Nothing But Words, Jean Stephens
Naked Eye Publishing, 2020 £6.99
The dead speak volumes
This pamphlet looks back over the poet’s life, and asks whether enough was said. The inevitability of an ending, and sense of loss, is in every poem. I was quickly drawn into the spirit of this strange space between life and death: ghosts populate the poems and I realised, as I read, that they often have more to say than the living.
In ‘If Sylvia Plath was my best friend’ (written ‘after Nina Mingya Powles’), we are told:
She’d be edgy as a sheep protecting lambs.
Her nostrils would twitch at smells
my nose couldn’t pick out
[...]
she’d give me that girlie talking-to
as we hovered at the edge
[...]
although she helped me
find phrases for the dark, not one
of my words could help her at all
It’s this axis that many of the poems revolve around: the dead speak to us, but there’s no pathway back for our words to reach them.

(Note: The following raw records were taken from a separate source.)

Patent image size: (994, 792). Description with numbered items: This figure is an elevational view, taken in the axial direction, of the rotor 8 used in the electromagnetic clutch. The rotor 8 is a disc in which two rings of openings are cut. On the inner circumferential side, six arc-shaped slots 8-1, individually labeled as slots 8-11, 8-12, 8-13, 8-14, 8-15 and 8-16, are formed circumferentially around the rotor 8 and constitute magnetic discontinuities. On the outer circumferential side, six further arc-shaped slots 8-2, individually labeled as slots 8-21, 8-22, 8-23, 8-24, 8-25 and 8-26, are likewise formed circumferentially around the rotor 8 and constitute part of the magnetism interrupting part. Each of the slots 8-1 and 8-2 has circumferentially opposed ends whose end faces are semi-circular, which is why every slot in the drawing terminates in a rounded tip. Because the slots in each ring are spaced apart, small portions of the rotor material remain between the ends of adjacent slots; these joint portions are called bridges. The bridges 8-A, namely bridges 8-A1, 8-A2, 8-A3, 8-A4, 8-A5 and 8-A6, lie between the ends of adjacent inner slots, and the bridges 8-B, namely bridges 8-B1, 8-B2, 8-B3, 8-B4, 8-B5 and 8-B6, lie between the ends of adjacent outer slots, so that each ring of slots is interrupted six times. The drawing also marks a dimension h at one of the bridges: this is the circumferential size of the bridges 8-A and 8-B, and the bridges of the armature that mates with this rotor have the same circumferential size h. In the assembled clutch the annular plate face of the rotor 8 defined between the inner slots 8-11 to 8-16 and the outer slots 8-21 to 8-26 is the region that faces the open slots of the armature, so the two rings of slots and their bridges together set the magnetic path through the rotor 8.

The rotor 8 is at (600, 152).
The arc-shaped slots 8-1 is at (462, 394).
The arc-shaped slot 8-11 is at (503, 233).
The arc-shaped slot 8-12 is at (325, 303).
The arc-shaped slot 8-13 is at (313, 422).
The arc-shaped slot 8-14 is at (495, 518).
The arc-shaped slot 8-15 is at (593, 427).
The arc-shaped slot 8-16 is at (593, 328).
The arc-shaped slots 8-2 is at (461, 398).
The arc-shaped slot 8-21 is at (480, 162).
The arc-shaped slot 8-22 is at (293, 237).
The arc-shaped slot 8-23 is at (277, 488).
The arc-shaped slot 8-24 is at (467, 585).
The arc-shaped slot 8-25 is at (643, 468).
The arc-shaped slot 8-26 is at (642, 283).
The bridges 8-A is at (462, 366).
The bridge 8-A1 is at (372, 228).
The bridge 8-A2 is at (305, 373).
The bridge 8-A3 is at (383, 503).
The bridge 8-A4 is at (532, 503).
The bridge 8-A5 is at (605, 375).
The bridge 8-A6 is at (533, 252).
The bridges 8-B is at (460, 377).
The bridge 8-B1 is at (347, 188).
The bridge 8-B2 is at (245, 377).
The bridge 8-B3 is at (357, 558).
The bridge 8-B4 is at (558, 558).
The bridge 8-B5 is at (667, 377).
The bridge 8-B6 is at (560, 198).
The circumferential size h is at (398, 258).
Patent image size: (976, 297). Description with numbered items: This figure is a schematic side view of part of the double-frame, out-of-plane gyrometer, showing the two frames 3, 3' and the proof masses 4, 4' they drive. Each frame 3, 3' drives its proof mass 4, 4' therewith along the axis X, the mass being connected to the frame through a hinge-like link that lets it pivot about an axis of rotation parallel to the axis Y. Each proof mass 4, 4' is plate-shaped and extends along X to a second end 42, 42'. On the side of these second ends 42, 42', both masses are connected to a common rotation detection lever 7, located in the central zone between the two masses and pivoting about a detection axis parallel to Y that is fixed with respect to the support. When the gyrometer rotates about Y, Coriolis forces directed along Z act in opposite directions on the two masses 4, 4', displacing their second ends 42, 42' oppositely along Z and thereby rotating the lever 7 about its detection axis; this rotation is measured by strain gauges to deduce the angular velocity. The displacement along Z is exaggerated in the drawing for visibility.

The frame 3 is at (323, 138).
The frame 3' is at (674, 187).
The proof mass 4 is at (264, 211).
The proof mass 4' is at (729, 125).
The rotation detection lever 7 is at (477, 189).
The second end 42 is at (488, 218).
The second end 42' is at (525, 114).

It’s the ghosts who bring the collection alive. In ‘Midnight in Claret and Blue’ a football pitch is the setting, as the poet watches one of her long-dead ‘heroes’, Stanley Matthews, ‘deftly / weave the ball past everyone’. And some of the ghosts are family members. In ‘I still hear Uncle Stan’ his words every Christmas — delivered from his ‘plantless concrete back yard’ — end with the phrase:
You are nearer to God’s heart
in a garden than anywhere else on earth
In ‘The people who live inside me’ there’s a long list of sayings from a ‘mesh of voices’ including:
You’d better be a good girl or those lions
outside the town hall will gobble you up
In ‘The path’ the father, ‘his work-worn hands heavy with / love’, does not turn back for ‘one last look’. And the closing poem, ‘Shall we talk’, begins with: ‘or shall we go quietly into the evening’. Here, Dylan Thomas is spirited up — though this poem advocates acceptance rather than rage in face of the inevitable.
The pamphlet left me with a deep sense of sadness — all the more poignant for the voices of ghosts.